I received an email from Sahira of Urban Tribal in Houston, Texas, USA that was sent to everyone that posted a YouTube video of their personal performance of her Arabian Spices choreography (click here for my solo performance from 2006).  She's putting together a ten-year anniversary performance that includes some awesome technology to "beam in" other dancers and troupes that have performed the choreography!  So I emailed Twisted Dance, the local dance studio that I used to take classes, and asked if they would be up for doing this with me.  They said yes, so it looks like we might be doing a trio on July 27th.

Because of the performance, this project has an interesting endpoint to use as a benchmark.  I'm heading to the studio shortly for my first dance class in almost two years (minus the wheelchair bellydance experiment I did as a part of the studio's promotional can see me at the start of the video!).  I'm bringing at least one of my forearm crutches as my balance problems are unpredictable and I've warned the instructor that I'm coming.

I'm keeping my fingers crossed and my chin held high.

Tuesday, June 4, 2013

Fitness, fashion, fatness, frustration

Bad photo with tight top
So I use a neat survey site called CrowdTap that asks various questions about various companies and products, one of them being Old Navy (I generally love Old Navy as my fashion preferences are usually pretty plain but functional and semi-sporty).  I got the opportunity to sample their Active line using a coupon that gave me a pair of compression pants and a top.  I was pretty excited, but a little nervous since the coupon was for in-store use only and their plus sizes are offered only online.  I generally fit in their XL or XXL straight sizes, but their sizing is consistently inconsistent.
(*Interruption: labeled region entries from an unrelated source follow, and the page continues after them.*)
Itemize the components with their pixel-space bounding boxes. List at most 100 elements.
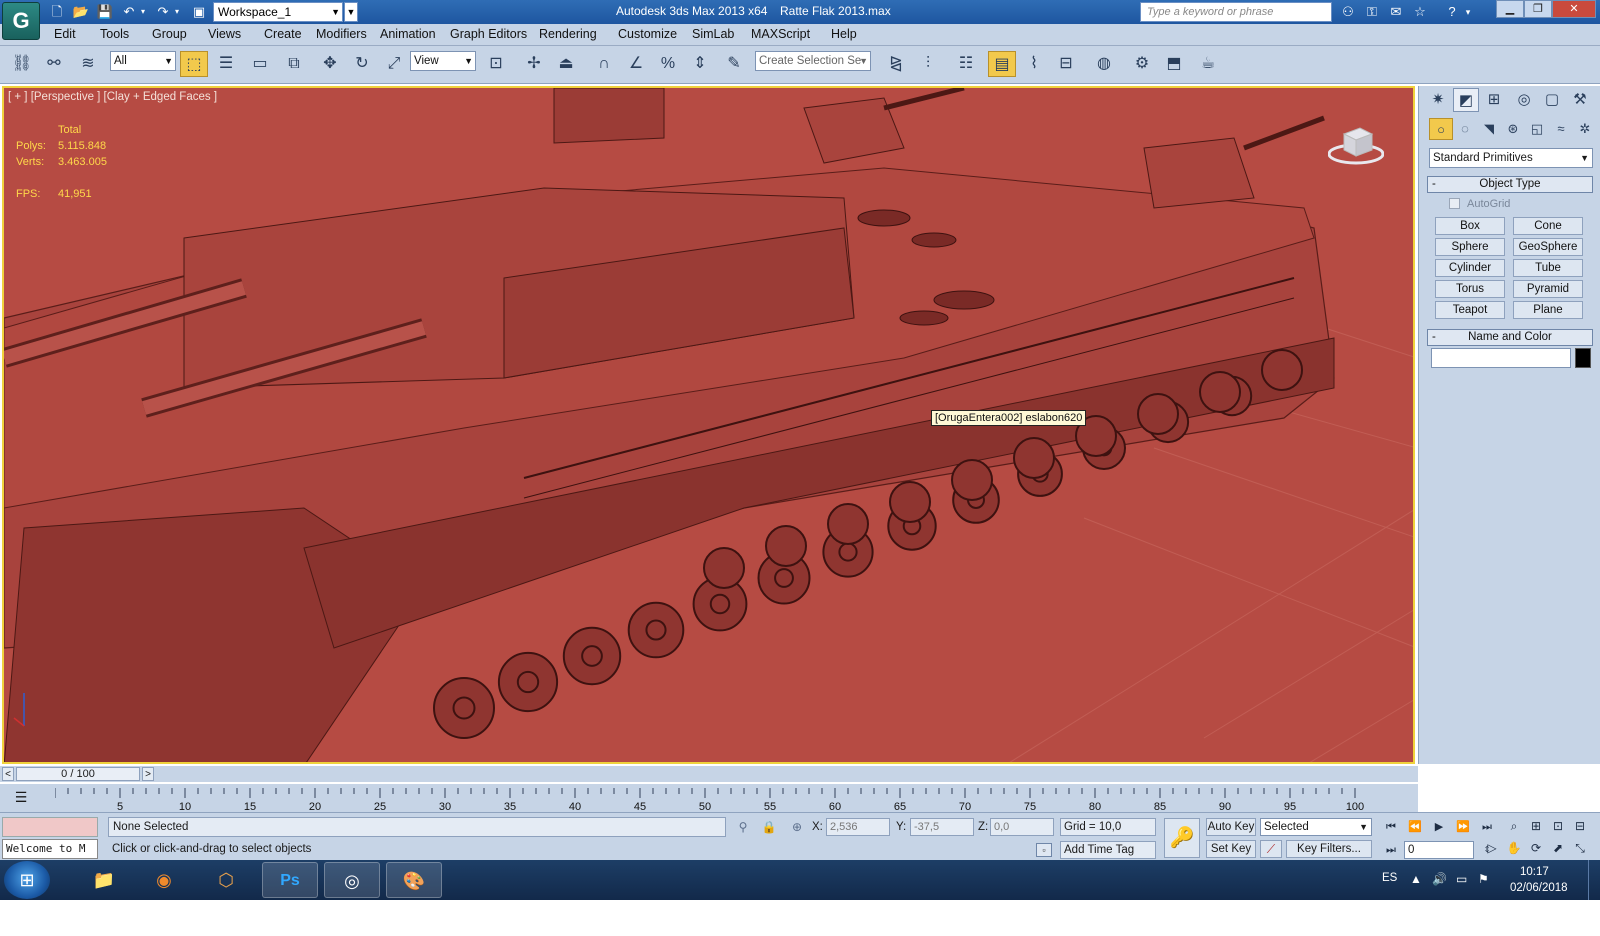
rectangular-selection-icon[interactable]: ▭ — [246, 51, 274, 77]
graphite-ribbon-icon[interactable]: ▤ — [988, 51, 1016, 77]
project-folder-icon[interactable]: ▣ — [190, 3, 208, 21]
maxscript-listener-input[interactable]: Welcome to M — [2, 839, 98, 859]
menu-simlab[interactable]: SimLab — [692, 27, 734, 41]
angle-snap-icon[interactable]: ∠ — [622, 51, 650, 77]
shapes-icon[interactable]: ◌ — [1453, 118, 1477, 140]
volume-icon[interactable]: 🔊 — [1432, 872, 1447, 886]
systems-icon[interactable]: ✲ — [1573, 118, 1597, 140]
object-color-swatch[interactable] — [1575, 348, 1591, 368]
geosphere-button[interactable]: GeoSphere — [1513, 238, 1583, 256]
select-and-rotate-icon[interactable]: ↻ — [348, 51, 376, 77]
select-and-link-icon[interactable]: ⛓ — [8, 51, 36, 77]
clock-date[interactable]: 02/06/2018 — [1510, 882, 1568, 894]
primitive-category-dropdown[interactable]: Standard Primitives ▼ — [1429, 148, 1593, 168]
walk-through-icon[interactable]: ⬈ — [1548, 839, 1568, 857]
search-input[interactable]: Type a keyword or phrase — [1140, 2, 1332, 22]
orbit-icon[interactable]: ⟳ — [1526, 839, 1546, 857]
previous-frame-arrow-icon[interactable]: < — [2, 767, 14, 781]
taskbar-paint-icon[interactable]: 🎨 — [386, 862, 442, 898]
save-file-icon[interactable]: 💾 — [96, 3, 114, 21]
name-and-color-rollout[interactable]: - Name and Color — [1427, 329, 1593, 346]
rendered-frame-window-icon[interactable]: ⬒ — [1160, 51, 1188, 77]
viewcube-icon[interactable] — [1328, 120, 1384, 166]
favorites-star-icon[interactable]: ☆ — [1410, 3, 1430, 21]
restore-button[interactable]: ❐ — [1524, 0, 1552, 18]
start-button[interactable]: ⊞ — [4, 861, 50, 899]
taskbar-3dsmax-icon[interactable]: ◎ — [324, 862, 380, 898]
menu-rendering[interactable]: Rendering — [539, 27, 597, 41]
zoom-extents-all-icon[interactable]: ⊟ — [1570, 817, 1590, 835]
taskbar-firefox-icon[interactable]: ◉ — [136, 862, 192, 898]
communication-icon[interactable]: ✉ — [1386, 3, 1406, 21]
menu-customize[interactable]: Customize — [618, 27, 677, 41]
menu-animation[interactable]: Animation — [380, 27, 436, 41]
hierarchy-tab-icon[interactable]: ⊞ — [1481, 88, 1507, 112]
workspace-dropdown[interactable]: Workspace_1 ▼ — [213, 2, 343, 22]
isolate-selection-icon[interactable]: ⚲ — [734, 818, 752, 836]
zoom-all-icon[interactable]: ⊞ — [1526, 817, 1546, 835]
previous-frame-icon[interactable]: ⏪ — [1404, 818, 1426, 836]
pan-view-icon[interactable]: ✋ — [1504, 839, 1524, 857]
go-to-end-icon[interactable]: ⏭ — [1476, 818, 1498, 836]
spinner-snap-icon[interactable]: ⇕ — [686, 51, 714, 77]
key-filters-button[interactable]: Key Filters... — [1286, 840, 1372, 858]
named-selection-set-dropdown[interactable]: Create Selection Se ▼ — [755, 51, 871, 71]
x-coordinate-input[interactable]: 2,536 — [826, 818, 890, 836]
default-in-out-tangents-icon[interactable]: ⟋ — [1260, 840, 1282, 858]
absolute-offset-mode-icon[interactable]: ⊕ — [788, 818, 806, 836]
menu-group[interactable]: Group — [152, 27, 187, 41]
minimize-button[interactable]: ▁ — [1496, 0, 1524, 18]
add-time-tag-button[interactable]: Add Time Tag — [1060, 841, 1156, 859]
play-icon[interactable]: ▶ — [1428, 818, 1450, 836]
edit-named-selection-icon[interactable]: ✎ — [720, 51, 748, 77]
field-of-view-icon[interactable]: ▷ — [1482, 839, 1502, 857]
selection-filter-dropdown[interactable]: All ▼ — [110, 51, 176, 71]
selection-lock-icon[interactable]: 🔒 — [760, 818, 778, 836]
key-mode-dropdown[interactable]: Selected ▼ — [1260, 818, 1372, 836]
menu-edit[interactable]: Edit — [54, 27, 76, 41]
render-production-icon[interactable]: ☕ — [1194, 51, 1222, 77]
close-button[interactable]: ✕ — [1552, 0, 1596, 18]
set-key-button[interactable]: Set Key — [1206, 840, 1256, 858]
open-file-icon[interactable]: 📂 — [72, 3, 90, 21]
cylinder-button[interactable]: Cylinder — [1435, 259, 1505, 277]
time-slider-thumb[interactable]: 0 / 100 — [16, 767, 140, 781]
sphere-button[interactable]: Sphere — [1435, 238, 1505, 256]
action-center-icon[interactable]: ⚑ — [1478, 872, 1489, 886]
reference-coordinate-dropdown[interactable]: View ▼ — [410, 51, 476, 71]
next-frame-arrow-icon[interactable]: > — [142, 767, 154, 781]
tray-expand-icon[interactable]: ▲ — [1410, 872, 1422, 886]
auto-key-button[interactable]: Auto Key — [1206, 818, 1256, 836]
align-icon[interactable]: ⫶ — [914, 51, 942, 77]
app-logo-button[interactable]: G — [2, 2, 40, 40]
create-tab-icon[interactable]: ✷ — [1425, 88, 1451, 112]
torus-button[interactable]: Torus — [1435, 280, 1505, 298]
motion-tab-icon[interactable]: ◎ — [1511, 88, 1537, 112]
taskbar-photoshop-icon[interactable]: Ps — [262, 862, 318, 898]
menu-help[interactable]: Help — [831, 27, 857, 41]
key-mode-toggle-icon[interactable]: ⏭ — [1380, 841, 1402, 859]
plane-button[interactable]: Plane — [1513, 301, 1583, 319]
show-desktop-button[interactable] — [1588, 860, 1600, 900]
maximize-viewport-icon[interactable]: ⤡ — [1570, 839, 1590, 857]
space-warps-icon[interactable]: ≈ — [1549, 118, 1573, 140]
schematic-view-icon[interactable]: ⊟ — [1052, 51, 1080, 77]
viewport-label-menu[interactable]: [ + ] [Perspective ] [Clay + Edged Faces… — [8, 91, 217, 103]
go-to-start-icon[interactable]: ⏮ — [1380, 818, 1402, 836]
next-frame-icon[interactable]: ⏩ — [1452, 818, 1474, 836]
undo-dropdown-icon[interactable]: ▾ — [138, 3, 148, 21]
taskbar-3d-app-icon[interactable]: ⬡ — [198, 862, 254, 898]
object-type-rollout[interactable]: - Object Type — [1427, 176, 1593, 193]
object-name-input[interactable] — [1431, 348, 1571, 368]
box-button[interactable]: Box — [1435, 217, 1505, 235]
autogrid-checkbox[interactable] — [1449, 198, 1460, 209]
menu-graph-editors[interactable]: Graph Editors — [450, 27, 527, 41]
zoom-icon[interactable]: ⌕ — [1504, 817, 1524, 835]
snaps-toggle-icon[interactable]: ∩ — [590, 51, 618, 77]
curve-editor-mini-icon[interactable]: ☰ — [10, 786, 32, 808]
help-dropdown-icon[interactable]: ▾ — [1462, 3, 1474, 21]
curve-editor-icon[interactable]: ⌇ — [1020, 51, 1048, 77]
cone-button[interactable]: Cone — [1513, 217, 1583, 235]
bind-space-warp-icon[interactable]: ≋ — [74, 51, 102, 77]
lights-icon[interactable]: ◥ — [1477, 118, 1501, 140]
The photo to the right shows me, a pale short & fat woman, wearing fitted black capris with teal trim on the calf, black socks, fitted teal top, with my right hand on my hip, left hand holding on to a table for balance.

So I went to one of the local shops with my partner to see what we could find.  I was really excited by some of the colors, but really dismayed that it was hard to find anything I wanted in anything bigger than a medium.  I lucked out and found some compression pants (which seem to help with some of the leg spasms that I get when I try to work out using my legs) that were in my size with teal mesh insets (ON calls the color "Pirate Cove").  The coordinating tops though stopped at a women's XL.  Since I own some of ON's tops in XL, I poked through the rack to see if I could find the biggest XL I could find (I think my other half was confused by this until I showed him the several inches difference between the biggest XL and another XL of the same color).  I decided to risk the smaller size as the only options in store for the XXL were an eye-piercing pink and a see-through white.  I'm not comfortable with how the XL hugs my tummy rolls and the sleeves are too tight for a good TRX workout (or anything with a lot of arm movement).

The photo was taken for the CrowdTap challenge that gave me the free clothes.  The top would be awesome in the right size for working out at the gym as the fabric is a nice technical (quick-drying) fabric.  The pants would be awesome if they were a bit shorter (but I'm 4'11" so I think everything should be shorter!) and if they had a drawstring in the waist to keep them up.

I just wish I could find the XXL top locally in the teal "Pirate Cove" color!  I also wish that the plus size clothes, especially the activewear, were available in stores because of the odd sizing issues that I always have with them.